A mulher ficou pelo caminho, morta por milícias. A profissão de professor de francês na capital da RCA, Bangui, também. Tudo o que Abbas consegue fazer para sobreviver é o trabalho braçal num mercado de hortifrutigranjeiros. Assim como o irmão, Etienne (Bibi Tanga), que era professor de filosofia e agora tem que contentar-se em ser segurança de uma farmácia.
 
São pessoas, portanto, com vidas pregressas em que havia cultura e projetos de futuro, subitamente destruídos não só pela situação política do país natal mas pelos diversos obstáculos burocráticos no caminho de seus pedidos de asilo. Sem documentos, tudo o que podem esperar é a boa vontade das instâncias judiciais europeias, impessoais e sobrecarregadas.
 
Abbas e Etienne levam uma vida quase invisível, em endereços precários.

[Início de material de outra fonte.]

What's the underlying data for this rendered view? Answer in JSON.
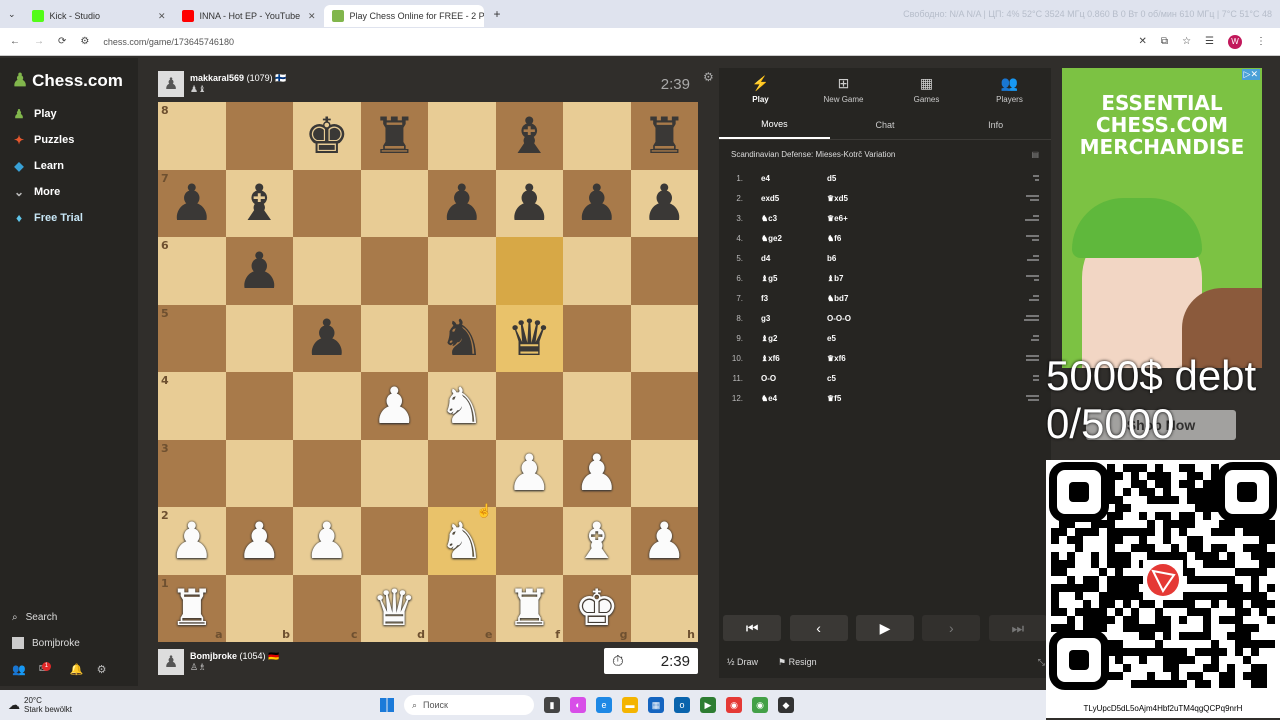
{
  "browser": {
    "tabs": [
      {
        "title": "Kick - Studio",
        "color": "#53fc18"
      },
      {
        "title": "INNA - Hot EP - YouTube",
        "color": "#ff0000"
      },
      {
        "title": "Play Chess Online for FREE - 2 P",
        "color": "#81b64c"
      }
    ],
    "stats_text": "Свободно: N/A N/A | ЦП: 4% 52°C 3524 МГц 0.860 В 0 Вт 0 об/мин 610 МГц | 7°C 51°C 48",
    "url": "chess.com/game/173645746180"
  },
  "sidebar": {
    "logo": "Chess.com",
    "items": [
      {
        "label": "Play",
        "icon": "♟",
        "color": "#81b64c"
      },
      {
        "label": "Puzzles",
        "icon": "✦",
        "color": "#e4572e"
      },
      {
        "label": "Learn",
        "icon": "◆",
        "color": "#38a1d6"
      },
      {
        "label": "More",
        "icon": "⌄",
        "color": "#bbb"
      },
      {
        "label": "Free Trial",
        "icon": "♦",
        "color": "#5ec4e8"
      }
    ],
    "search_label": "Search",
    "user_label": "Bomjbroke",
    "notification_count": "1"
  },
  "game": {
    "top_player": {
      "name": "makkaral569",
      "rating": "(1079)",
      "flag": "🇫🇮",
      "captures": "♟♝",
      "clock": "2:39"
    },
    "bottom_player": {
      "name": "Bomjbroke",
      "rating": "(1054)",
      "flag": "🇩🇪",
      "captures": "♙♗",
      "clock": "2:39"
    },
    "ranks": [
      "8",
      "7",
      "6",
      "5",
      "4",
      "3",
      "2",
      "1"
    ],
    "files": [
      "a",
      "b",
      "c",
      "d",
      "e",
      "f",
      "g",
      "h"
    ],
    "board": [
      [
        "",
        "",
        "bk",
        "br",
        "",
        "bb",
        "",
        "br"
      ],
      [
        "bp",
        "bb",
        "",
        "",
        "bp",
        "bp",
        "bp",
        "bp"
      ],
      [
        "",
        "bp",
        "",
        "",
        "",
        "",
        "",
        ""
      ],
      [
        "",
        "",
        "bp",
        "",
        "bn",
        "bq",
        "",
        ""
      ],
      [
        "",
        "",
        "",
        "wp",
        "wn",
        "",
        "",
        ""
      ],
      [
        "",
        "",
        "",
        "",
        "",
        "wp",
        "wp",
        ""
      ],
      [
        "wp",
        "wp",
        "wp",
        "",
        "wn",
        "",
        "wb",
        "wp"
      ],
      [
        "wr",
        "",
        "",
        "wq",
        "",
        "wr",
        "wk",
        ""
      ]
    ],
    "highlights": [
      "f6",
      "f5",
      "e2"
    ]
  },
  "panel": {
    "top_tabs": [
      {
        "label": "Play",
        "icon": "⚡"
      },
      {
        "label": "New Game",
        "icon": "⊞"
      },
      {
        "label": "Games",
        "icon": "▦"
      },
      {
        "label": "Players",
        "icon": "👥"
      }
    ],
    "sub_tabs": [
      "Moves",
      "Chat",
      "Info"
    ],
    "opening": "Scandinavian Defense: Mieses-Kotrč Variation",
    "moves": [
      {
        "n": "1.",
        "w": "e4",
        "b": "d5"
      },
      {
        "n": "2.",
        "w": "exd5",
        "b": "♛xd5"
      },
      {
        "n": "3.",
        "w": "♞c3",
        "b": "♛e6+"
      },
      {
        "n": "4.",
        "w": "♞ge2",
        "b": "♞f6"
      },
      {
        "n": "5.",
        "w": "d4",
        "b": "b6"
      },
      {
        "n": "6.",
        "w": "♝g5",
        "b": "♝b7"
      },
      {
        "n": "7.",
        "w": "f3",
        "b": "♞bd7"
      },
      {
        "n": "8.",
        "w": "g3",
        "b": "O-O-O"
      },
      {
        "n": "9.",
        "w": "♝g2",
        "b": "e5"
      },
      {
        "n": "10.",
        "w": "♝xf6",
        "b": "♛xf6"
      },
      {
        "n": "11.",
        "w": "O-O",
        "b": "c5"
      },
      {
        "n": "12.",
        "w": "♞e4",
        "b": "♛f5"
      }
    ],
    "draw_label": "Draw",
    "resign_label": "Resign"
  },
  "ad": {
    "headline": "ESSENTIAL CHESS.COM MERCHANDISE",
    "button": "Shop Now"
  },
  "overlay": {
    "line1": "5000$ debt",
    "line2": "0/5000",
    "wallet": "TLyUpcD5dL5oAjm4Hbf2uTM4qgQCPq9nrH"
  },
  "taskbar": {
    "temp": "20°C",
    "weather": "Stark bewölkt",
    "search": "Поиск"
  }
}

Abbas, num apartamento emprestado e provisório; Etienne, numa cabana de madeira num terreno baldio, onde guarda seu maior tesouro, seus livros. As crianças, por outro lado, desfrutam de uma melhor integração, frequentando a escola e sonhando com um futuro mais amplo.
 
Faz parte da nova história de Abbas a francesa Carole (Sandrine Bonnaire), uma filha de poloneses cujos pais, no passado, também vivenciaram as incertezas do exílio e da aceitação num país estrangeiro. A história de amor entre Carole e Abbas teria tudo para dar certo, não fosse esse contexto absolutamente inóspito aos refugiados na Europa, triados em bloco por um sistema que não sabe o que fazer deles e investe todo o seu empenho em recusar o máximo deles. Quase sempre, tentando repatriá-los, ainda que sua pátria, em tantos casos, nem exista mais.
 
O filme tem um andamento realista, eventualmente infiltrado de um toque de realismo mágico com as aparições da mulher morta de Abbas (Sandra Nkake) – um símbolo evidente da memória de uma cultura ameaçada e sem lugar no mundo. É sintomático no filme não se dê voz a representantes do poder francês, exceto pela incursão de dois policiais. Aqui se toma partido de um lado, assumindo seu grito desesperado por alguma solução mais humanista – com a sequência final representando de forma contundente essa proposta.